On s'est donc retrouvés à une vingtaine dans cette fermette. Pas de parents (juste la grande soeur de Najiwa qui est assez sympa), pas de souci pour rentrer à la dare - vu qu'on pieutait tous là - et son oncle avait fait le type sympa en nous laissant quelques bouteilles de champagne pour l'occasion. Pascal et moi avions été conviés mais, évidemment, pas Sophie. Cette tarée a fait un scandale à son mec pour qu'il ne vienne pas (et elle a réussi, la mégère) et j'y suis donc allé tout seul. Au départ, je voulais m'y rendre en train mais finalement je me suis arrangé avec Najiwa pour m'incruster dans la cage de son père. Et le moins que l'on puisse dire, c'est qu'il n'a pas l'air de trop rigoler le daron. Les seuls mots qu'il m'a adressés durant toute l'heure du trajet furent : Faites bien attention les enfants, sinon ça va mal se terminer. Puis, il s'est retourné vers moi et a ajouté : Surtout si vous faites ce que vous ne pouvez pas... « Message reçu cinq sur cinq m'sieur, on se comportera convenablement. » Puis il est parti dans une diatribe en indien dont je n'ai, bien entendu, pas saisi un seul mot, mais qui avait l'air de mettre Najiwa mal à l'aise et de parler de moi. On est finalement arrivés à la maison où l'oncle nous a servi un laïus concernant l'excès d'alcool (alors qu'il nous refourguait des bouteilles
de champ', le schizo !). Il a aussi exigé que tout soit en ordre quand il reviendrait le lendemain soir. Normal. Et puis il s'est tiré avec le père de Najiwa.
On s'est donc retrouvés seuls à préparer la maison, avant l'arrivée de sa soeur et des autres. J'étais angoissé et gêné comme je l'ai rarement été. Et, même si je ne suis pas un expert en comportement féminin, elle avait l'air tout aussi gênée que moi. À part quelques banalités, on n'a pas dit un seul mot avant que les premiers invités n'arrivent.

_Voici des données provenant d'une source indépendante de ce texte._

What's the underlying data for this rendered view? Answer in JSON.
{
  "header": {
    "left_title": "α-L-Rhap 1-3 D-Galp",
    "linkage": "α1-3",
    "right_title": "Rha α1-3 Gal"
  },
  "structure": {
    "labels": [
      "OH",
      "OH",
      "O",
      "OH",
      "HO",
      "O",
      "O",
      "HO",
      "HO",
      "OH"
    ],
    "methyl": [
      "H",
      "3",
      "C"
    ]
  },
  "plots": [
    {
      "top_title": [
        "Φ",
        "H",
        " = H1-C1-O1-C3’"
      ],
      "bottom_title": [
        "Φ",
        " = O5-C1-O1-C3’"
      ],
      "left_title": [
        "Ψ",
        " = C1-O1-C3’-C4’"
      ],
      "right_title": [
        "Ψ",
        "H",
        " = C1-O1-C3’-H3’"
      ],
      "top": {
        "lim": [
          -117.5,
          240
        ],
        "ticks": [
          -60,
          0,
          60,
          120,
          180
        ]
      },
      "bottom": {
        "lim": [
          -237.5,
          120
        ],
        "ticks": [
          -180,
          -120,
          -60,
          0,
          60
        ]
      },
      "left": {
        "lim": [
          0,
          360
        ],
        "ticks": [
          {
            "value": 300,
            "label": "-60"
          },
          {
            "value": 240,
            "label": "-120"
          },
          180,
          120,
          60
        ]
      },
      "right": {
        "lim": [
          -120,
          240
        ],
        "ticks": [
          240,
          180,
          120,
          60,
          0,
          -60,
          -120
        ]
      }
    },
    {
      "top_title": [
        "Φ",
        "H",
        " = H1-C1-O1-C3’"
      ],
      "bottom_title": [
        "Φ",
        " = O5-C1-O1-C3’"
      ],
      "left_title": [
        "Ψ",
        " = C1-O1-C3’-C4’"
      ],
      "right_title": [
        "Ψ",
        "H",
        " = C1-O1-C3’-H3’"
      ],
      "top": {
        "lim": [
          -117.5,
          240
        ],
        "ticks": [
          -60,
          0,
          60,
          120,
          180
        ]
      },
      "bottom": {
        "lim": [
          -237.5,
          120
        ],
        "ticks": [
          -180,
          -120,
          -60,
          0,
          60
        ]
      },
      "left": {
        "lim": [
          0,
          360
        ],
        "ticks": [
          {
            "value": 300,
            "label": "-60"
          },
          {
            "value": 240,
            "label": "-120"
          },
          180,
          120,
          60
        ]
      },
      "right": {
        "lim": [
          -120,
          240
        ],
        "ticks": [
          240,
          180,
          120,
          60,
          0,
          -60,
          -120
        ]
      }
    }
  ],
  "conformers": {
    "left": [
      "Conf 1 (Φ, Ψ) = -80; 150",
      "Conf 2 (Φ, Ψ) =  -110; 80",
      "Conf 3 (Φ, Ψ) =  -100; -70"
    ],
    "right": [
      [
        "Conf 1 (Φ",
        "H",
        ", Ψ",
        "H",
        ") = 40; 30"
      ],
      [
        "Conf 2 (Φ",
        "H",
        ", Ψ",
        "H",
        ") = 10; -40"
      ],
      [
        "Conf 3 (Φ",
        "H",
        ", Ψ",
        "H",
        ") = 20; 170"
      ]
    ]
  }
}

La fête s'est bien déroulée ; on avait fait un feu dans le jardin et certains se sont même baignés dans la rivière qui passe juste à côté de la maison. On a sabré le champagne à minuit et tout le monde est venu donner son cadeau à Najiwa. J'ai attendu d'être le dernier pour lui offrir le mien (un collier avec une larme de verre en pendentif, assez classe, faut avouer). Et l'alcool aidant, je lui ai dit qu'elle comptait beaucoup pour moi, juste avant de piquer un fard. On a dansé jusqu'au petit matin et on s'est endormi dans le divan. Je me suis réveillé avec Najiwa dans mes bras. Je l'ai laissée dormir et j'ai commencé à ranger la maison. Deux, trois potes déjà debout m'ont aidé et lorsqu'elle a émergé, tout était clean. Elle était trop contente. On s'est regardés bizarrement, elle m'a dit merci en m'embrassant sur le coin des lèvres (le genre de baiser dont tu ne sais pas s'il est fait exprès ou si elle a juste un peu dérapé). Puis les parents sont venus nous rechercher et on est tous rentrés chez nous.
En fait, je crois qu'il faut que je me lance et qu'elle attend la même chose que moi. Mais j'en suis pas sûr non plus, elle veut peut-être juste un bon pote... Finalement, je crois que je vais encore attendre et observer un peu.